Thursday, April 8, 2010

Agitar bein!

Words of advice to follow all your life.

It's the Spanish words under "shake well" on my juice box. I'm assuming it means something similar, though who honestly knows? I often wonder if it says something else...

Yes. I'm drinking a juice box. Or carton. 64 ounces of allegedly passion fruit flavored juice. One wonders who I, inept at love, can so enjoy something called "passion fruit". Not that passion=love. It was just a joke.
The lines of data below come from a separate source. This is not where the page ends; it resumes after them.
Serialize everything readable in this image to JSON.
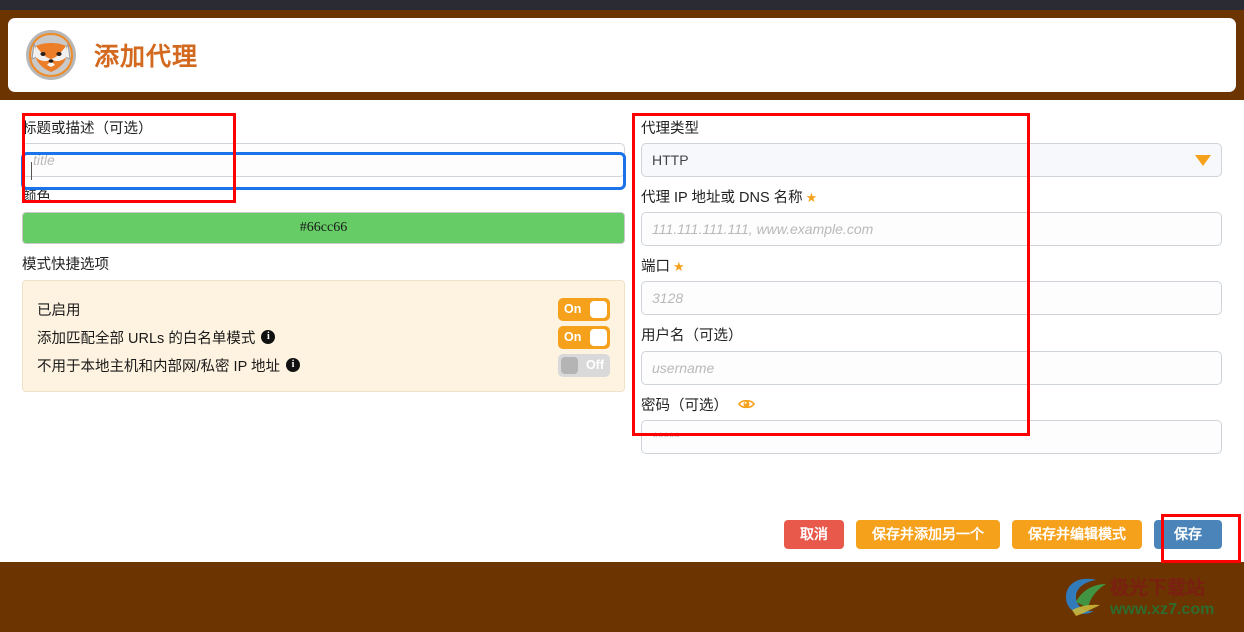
{
  "header": {
    "title": "添加代理",
    "logo_icon": "foxyproxy-fox-icon"
  },
  "left": {
    "title_label": "标题或描述（可选）",
    "title_placeholder": "title",
    "title_value": "",
    "color_label": "颜色",
    "color_value": "#66cc66",
    "color_swatch_hex": "#66cc66",
    "patterns_label": "模式快捷选项",
    "toggles": [
      {
        "label": "已启用",
        "state": "On",
        "on": true,
        "info": false
      },
      {
        "label": "添加匹配全部 URLs 的白名单模式",
        "state": "On",
        "on": true,
        "info": true
      },
      {
        "label": "不用于本地主机和内部网/私密 IP 地址",
        "state": "Off",
        "on": false,
        "info": true
      }
    ],
    "info_icon": "info-icon"
  },
  "right": {
    "type_label": "代理类型",
    "type_value": "HTTP",
    "type_caret_icon": "chevron-down-icon",
    "host_label": "代理 IP 地址或 DNS 名称",
    "host_required_icon": "star-icon",
    "host_placeholder": "111.111.111.111, www.example.com",
    "host_value": "",
    "port_label": "端口",
    "port_required_icon": "star-icon",
    "port_placeholder": "3128",
    "port_value": "",
    "username_label": "用户名（可选）",
    "username_placeholder": "username",
    "username_value": "",
    "password_label": "密码（可选）",
    "password_eye_icon": "eye-icon",
    "password_placeholder": "*****",
    "password_value": ""
  },
  "buttons": {
    "cancel": "取消",
    "save_add_another": "保存并添加另一个",
    "save_edit_patterns": "保存并编辑模式",
    "save": "保存"
  },
  "watermark": {
    "name": "极光下载站",
    "url": "www.xz7.com"
  },
  "colors": {
    "brand_brown": "#6b3400",
    "accent_orange": "#f5a11b",
    "title_orange": "#d2691e",
    "save_blue": "#4a84b8",
    "cancel_red": "#e8594b",
    "annotation_red": "#ff0000",
    "focus_blue": "#1a73e8",
    "panel_beige": "#fdf3e0"
  }
}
Love would be a good thing to post on sometime. But I'll leave that hanging in the air in some ominous fashion. Sword of Damocles, and all.

This post is shaping up to be something seemingly written under the influence of something. I promise I'm not. It's not even the weekend.

Can someone explain to me how I can continue to enjoy a game that literally terrifies me? We're not talking weeping on the floor for my mommy terror, more "wake up screaming in terror", terror. It's caused dreams that woke me up in fear, only unable to go back to sleep.

And yet I like it. The Resident evil games have given me dreams, but honestly, waking up inside a monster filled mansion or mall of terror is a dream, not a nightmare. Many other "nightmare" monsters have appeared in my dreams, and except for a zombie cat, I enjoyed all of them.

I will not speak to you of the zombie cat.

Once, I was Leon Kennedy fighting of one of those giant monsters in RE4 with only a knife. That was cool. Gordon Freemen vs headcrab zombies? Equally cool. Trapped inside of a mall with flaming explosions and a zombie horde? Coolness over 9...nevermind.

But this particular game is none of those. And, oddly, I've never even seen that zombie movie with the mall.

The idea of being trapped underground with unknown horror's, no weapons, and pitch darkness is frightening enough. But add my twisted mind + sugar + whatever weird junk I ate before bed = nightmares that were mind numbingly terrifying.

On the mirror side of things, even the best dream is far more terrifying than any nightmare I've ever had.

The game would be the Penumbra series, and for the record, they're only freakish. All fear inspired thus is from my own dreams.

I recommend the games. Try the demo.